Courtesy Andrew Saydjari

Cambridge, MA (September 24, 2025)— Andrew Saydjari has been awarded an International Astronomical Union (IAU) Ph.D. Prize for his thesis, titled "Statistical Models of the Spatial, Kinematic, and Chemical Complexity of Dust." He completed this work while at the Center for Astrophysics | Harvard & Smithsonian (CfA).

The prize celebrates outstanding scientific achievements made globally in astrophysics and is awarded annually in each of the IAU’s nine divisions. Saydjari received the prize in the Division of Interstellar Matter and Local Universe, which this year received 118 applications. The award provides a travel grant to the IAU General Assembly to be held in Rome, Italy in August 2027 and an invitation to give a talk on his work.

Saydjari received his Ph.D. from Harvard University in 2024, where he studied with Doug Finkbeiner, CfA professor of astronomy and physics at Harvard University, and is now a NASA Hubble Fellow at Princeton University.

Saydjari's research focuses on extracting information from large astronomical surveys. By creating a better understanding of the hardware involved in processing astronomical data, such as telescopes, cameras, spectrographs, and computing clusters, Saydjari creates maps that help us better understand our place in the Milky Way galaxy, how our galaxy is evolving over time, and where stars are forming and why. His thesis focused on structures on large scales similar to that of the Milky Way.

While working on his Ph.D., Saydjari created the the DECaPS2 survey, the largest photometric catalog ever obtained with a single camera. He also used the Gaia and SDSS-V surveys to create two of the largest catalogs of stellar and dust absorption features generated from stellar spectroscopy, and generated the deepest and highest angular resolution 3D spatial map of our Milky Way's interstellar dust. These catalogs made significant improvements in survey systematics and error estimation.

Saydjari is currently creating a new 3D map of dust location and movement in our galaxy. He is using new observations from NASA's James Webb Space Telescope to probe the 3D structures of clouds and dust in the Milky Way on small scales, similar to that of our Solar System.

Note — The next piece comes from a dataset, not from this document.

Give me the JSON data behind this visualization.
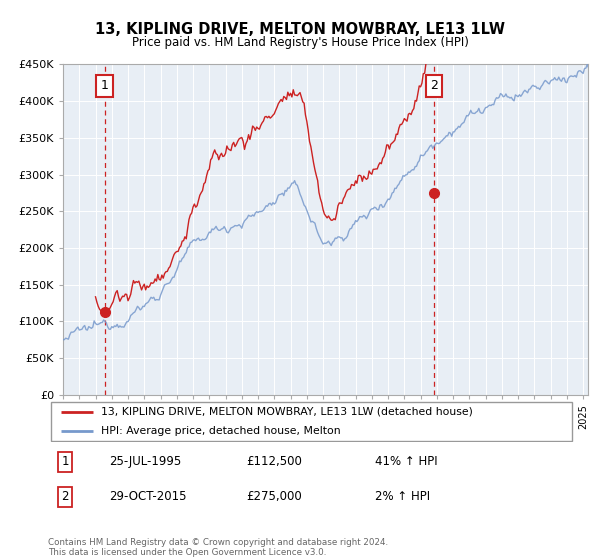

"Andrew's thesis pushes the frontier of understanding interstellar dust in all its dimensions— where it resides, how it flows, and what it is made of," said Catherine Zucker, an astrophysicist at the Center for Astrophysics | Harvard & Smithsonian, who provided a letter of support to Saydjari for his award. "By mapping the structure, dynamics, and composition of dust, Andrew is opening the door to new studies of the interstellar medium, star formation, and the chemical evolution of our galaxy."